Club de Mar-Mallorca se abre a Palma con nuevas pasarelas y refuerza el modelo de ciudad marítima

El histórico Club de Mar-Mallorca da un paso decisivo en su proceso de transformación con la inauguración de nuevas pasarelas peatonales que eliminan las barreras físicas entre el recinto portuario y la ciudad. La intervención, presentada este 30 de marzo, consolida una estrategia clara: redefinir la relación puerto-ciudad en uno de los enclaves náuticos más relevantes del Mediterráneo

La apertura de estos accesos no es una actuación aislada, sino parte de un plan más amplio que busca reposicionar el club como nodo urbano, económico y social. En términos prácticos, la infraestructura mejora la permeabilidad del espacio, facilita el tránsito peatonal y conecta de forma directa el puerto con el tejido urbano de Palma.

Durante el acto, el alcalde de Palma de Mallorca, Jaime Martínez, subrayó el papel del club dentro del nuevo modelo de ciudad: un entorno “moderno, abierto al mar, homogéneo y accesible”. Este planteamiento se alinea con proyectos estratégicos como el Palma Culture & Innovation Bay, donde la fachada marítima adquiere un papel estructural en la transformación urbana.

Por su parte, el presidente del club, Borja de la Rosa, enfatizó el carácter simbólico del proyecto: una integración real entre iniciativa pública y privada que materializa una aspiración histórica de la ciudad. La institución, con casi seis décadas de trayectoria, busca así actualizar su propuesta sin perder los valores fundacionales de discreción, excelencia y compromiso.

La actuación también encaja dentro de una visión económica más amplia. El conseller Alejandro Sáenz de San Pedro García incidió en el papel estratégico del sector náutico dentro de la denominada “economía azul”, mientras que Javier Sanz destacó la integración del proyecto con la reforma del Paseo Marítimo y la transformación global del puerto.

Más allá del componente urbanístico, el club refuerza su posicionamiento como infraestructura náutica integral. Con más de 500 amarres que cubren desde embarcaciones de ocho metros hasta grandes esloras, el complejo aspira a atraer un perfil de usuario internacional con alto impacto económico. A esto se suma una oferta ampliada que incluye restauración, comercio y formación, con una escuela náutica orientada tanto a profesionales como a nuevas generaciones.
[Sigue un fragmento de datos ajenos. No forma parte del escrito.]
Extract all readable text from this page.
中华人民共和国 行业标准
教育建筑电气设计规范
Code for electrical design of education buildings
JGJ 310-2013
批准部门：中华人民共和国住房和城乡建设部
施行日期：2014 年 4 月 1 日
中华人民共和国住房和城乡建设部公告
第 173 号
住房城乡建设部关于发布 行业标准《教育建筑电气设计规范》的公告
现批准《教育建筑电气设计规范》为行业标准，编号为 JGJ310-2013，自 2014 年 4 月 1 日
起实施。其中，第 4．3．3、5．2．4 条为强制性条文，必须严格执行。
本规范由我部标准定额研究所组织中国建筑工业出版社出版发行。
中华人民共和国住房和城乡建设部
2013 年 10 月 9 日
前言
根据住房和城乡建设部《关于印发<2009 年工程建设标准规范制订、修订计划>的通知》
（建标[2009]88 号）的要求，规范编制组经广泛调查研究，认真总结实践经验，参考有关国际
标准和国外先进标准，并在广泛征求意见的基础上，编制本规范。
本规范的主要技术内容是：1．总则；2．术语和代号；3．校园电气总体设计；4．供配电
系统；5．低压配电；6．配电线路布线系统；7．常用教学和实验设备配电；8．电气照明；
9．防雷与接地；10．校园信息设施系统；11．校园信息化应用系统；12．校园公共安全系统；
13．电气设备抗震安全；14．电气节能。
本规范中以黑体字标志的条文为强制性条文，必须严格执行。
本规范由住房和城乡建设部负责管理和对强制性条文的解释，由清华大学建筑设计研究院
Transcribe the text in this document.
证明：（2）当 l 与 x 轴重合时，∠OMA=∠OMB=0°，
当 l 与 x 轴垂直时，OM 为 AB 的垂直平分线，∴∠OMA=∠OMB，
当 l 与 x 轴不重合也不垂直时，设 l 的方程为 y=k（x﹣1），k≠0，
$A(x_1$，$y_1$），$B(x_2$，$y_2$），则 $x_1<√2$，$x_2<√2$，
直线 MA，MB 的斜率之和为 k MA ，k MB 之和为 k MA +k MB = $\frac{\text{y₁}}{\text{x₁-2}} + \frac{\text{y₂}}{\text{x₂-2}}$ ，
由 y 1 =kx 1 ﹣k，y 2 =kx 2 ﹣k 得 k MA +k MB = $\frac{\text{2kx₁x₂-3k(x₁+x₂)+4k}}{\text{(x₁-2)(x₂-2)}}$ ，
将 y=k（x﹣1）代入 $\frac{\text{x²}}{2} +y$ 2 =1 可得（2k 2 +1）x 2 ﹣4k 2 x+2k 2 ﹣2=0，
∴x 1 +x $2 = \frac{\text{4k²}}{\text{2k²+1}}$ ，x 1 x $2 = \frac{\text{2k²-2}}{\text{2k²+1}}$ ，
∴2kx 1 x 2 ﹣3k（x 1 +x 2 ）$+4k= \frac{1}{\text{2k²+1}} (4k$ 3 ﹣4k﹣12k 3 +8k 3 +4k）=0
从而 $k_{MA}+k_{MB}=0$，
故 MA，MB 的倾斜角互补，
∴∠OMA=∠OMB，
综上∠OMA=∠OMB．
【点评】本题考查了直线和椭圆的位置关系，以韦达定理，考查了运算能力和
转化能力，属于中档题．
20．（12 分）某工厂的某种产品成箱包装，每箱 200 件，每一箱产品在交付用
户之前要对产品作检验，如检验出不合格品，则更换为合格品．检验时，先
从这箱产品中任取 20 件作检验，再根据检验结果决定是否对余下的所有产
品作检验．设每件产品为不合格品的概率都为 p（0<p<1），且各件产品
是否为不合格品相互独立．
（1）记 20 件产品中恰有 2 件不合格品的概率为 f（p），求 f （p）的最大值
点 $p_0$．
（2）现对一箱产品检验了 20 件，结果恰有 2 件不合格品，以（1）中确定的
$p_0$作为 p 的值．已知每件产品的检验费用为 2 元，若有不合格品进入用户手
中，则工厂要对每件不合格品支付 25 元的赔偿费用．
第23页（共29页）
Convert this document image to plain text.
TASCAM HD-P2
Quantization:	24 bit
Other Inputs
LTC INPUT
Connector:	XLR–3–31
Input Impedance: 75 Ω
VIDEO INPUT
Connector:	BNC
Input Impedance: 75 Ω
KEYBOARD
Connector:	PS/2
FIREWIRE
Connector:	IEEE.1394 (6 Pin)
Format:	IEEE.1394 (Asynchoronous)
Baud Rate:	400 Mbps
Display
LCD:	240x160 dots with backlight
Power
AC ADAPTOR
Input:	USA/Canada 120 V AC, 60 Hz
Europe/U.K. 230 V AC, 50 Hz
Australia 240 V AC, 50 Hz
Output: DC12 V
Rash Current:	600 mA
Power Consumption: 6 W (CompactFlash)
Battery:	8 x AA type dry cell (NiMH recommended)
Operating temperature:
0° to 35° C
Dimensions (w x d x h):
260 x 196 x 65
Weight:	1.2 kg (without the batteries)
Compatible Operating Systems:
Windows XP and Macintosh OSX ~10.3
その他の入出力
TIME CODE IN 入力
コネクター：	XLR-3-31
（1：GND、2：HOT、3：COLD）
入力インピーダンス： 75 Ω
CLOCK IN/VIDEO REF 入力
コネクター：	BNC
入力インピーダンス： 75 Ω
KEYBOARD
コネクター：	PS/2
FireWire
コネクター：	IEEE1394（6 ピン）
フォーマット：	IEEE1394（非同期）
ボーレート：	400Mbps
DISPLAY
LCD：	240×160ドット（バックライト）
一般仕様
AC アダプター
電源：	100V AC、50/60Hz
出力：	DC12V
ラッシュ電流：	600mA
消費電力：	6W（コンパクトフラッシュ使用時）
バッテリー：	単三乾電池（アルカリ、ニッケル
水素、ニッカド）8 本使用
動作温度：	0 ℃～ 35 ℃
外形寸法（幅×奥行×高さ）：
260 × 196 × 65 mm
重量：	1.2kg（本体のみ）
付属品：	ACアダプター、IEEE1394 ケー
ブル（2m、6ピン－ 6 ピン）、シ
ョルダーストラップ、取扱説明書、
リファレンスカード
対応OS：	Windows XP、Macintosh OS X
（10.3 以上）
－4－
El rediseño arquitectónico –cuatro edificios interconectados, espacios abiertos y cerca de 300 metros cuadrados de jardines verticales– responde a criterios de sostenibilidad e integración paisajística. En paralelo, el club mantiene su calendario de eventos internacionales, con citas como la Illes Balears Clàssics, consolidando su relevancia en el circuito de la náutica clásica.

En conjunto, la operación trasciende la escala local. Representa un modelo replicable de reconexión entre infraestructuras portuarias y ciudad, en un momento en el que los destinos mediterráneos compiten por redefinir su relación con el litoral sin renunciar a la rentabilidad ni a la identidad.